Related tags Food information regulation European union Product Label

Retailers face bills of up to £100k per product line if they stumble over labelling changes required by the EU Food Information Regulation (FIR), which takes effect from December 13.

That’s the warning issued by own-label software company Trace One. The firm claimed the average cost of a label change was £3k per product, so large retailers with 10,000 product lines may have spent up to £30M on FIR compliance.

However, it said the cost of discarding finished product, re-designing labels and manufacturing and distributing replacement stock in the event of a mistake could exceed £100k per product.

That was on top of stated fines of £5,000 or more per incident of non-compliant labelling, plus lost sales for recalled items, it added.

Pass information accurately

To comply with FIR legislation, retailers had to be confident about the information they received from suppliers, said Trace One. They must also pass information accurately between stages in the labelling process to ensure it makes it to the consumer intact, it advised.

To achieve that, detailed, standardised specification information had to be shared among all parties including retailers, manufacturers, suppliers and packaging designers, the company said.

“Closer collaboration and complete transparency between retailers, manufacturers and suppliers will be crucial in validating that products are what they say they are,”​ said Nick Martin, senior vice-president for Northern Europe at Trace One.

“Retailers and manufacturers should ensure data is transparently shared between all parties in the supply chain so information such as the country of origin of primary ingredients can be quickly and easily determined.

Total confidence

“As much as possible of this process should be automated, so that any changes will be made consistently and in accordance with legislation. Not only does this help reduce the cost and complexity of a label change, it also means that the retailer can have total confidence that they know and can demonstrate the provenance of every single product.”

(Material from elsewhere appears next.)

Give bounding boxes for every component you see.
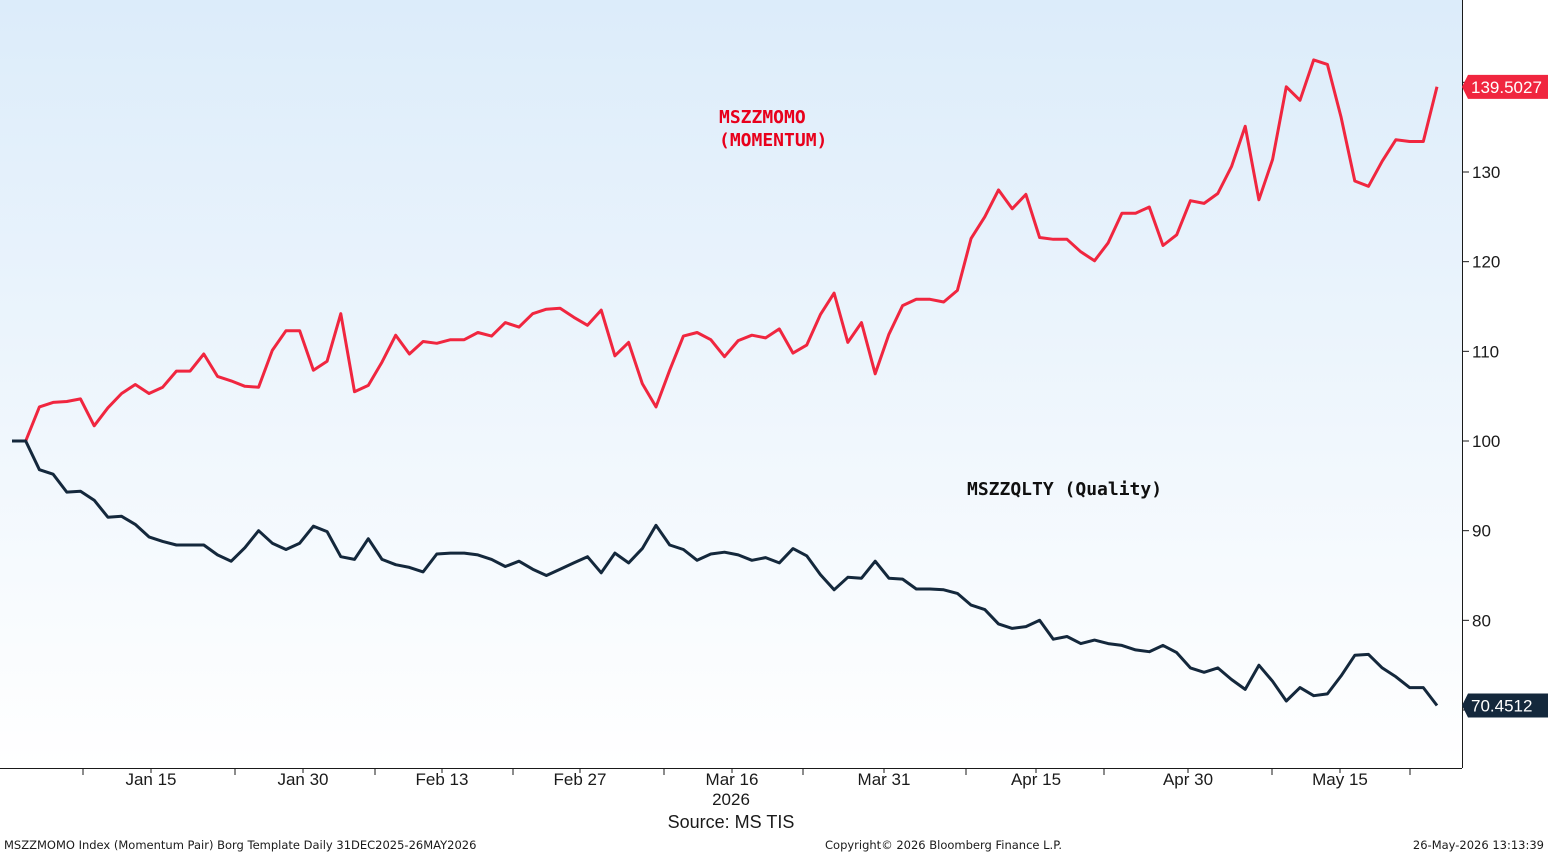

Even without regulation, retailers risked alienating a whole new generation of consumers if they did not focus on quality and providing complete transparency of food products, said Trace One. 

“The savvy shopper, having been significantly put off by recent food scares, is now demanding more information than ever before,”​ said Martin.

“This trend shows no sign of slowing. While regulation can have a negative impact on many retailers, for those that get it right, providing more information can restore consumer trust and help retailers and manufacturers be prepared for any further legislative changes in the future.”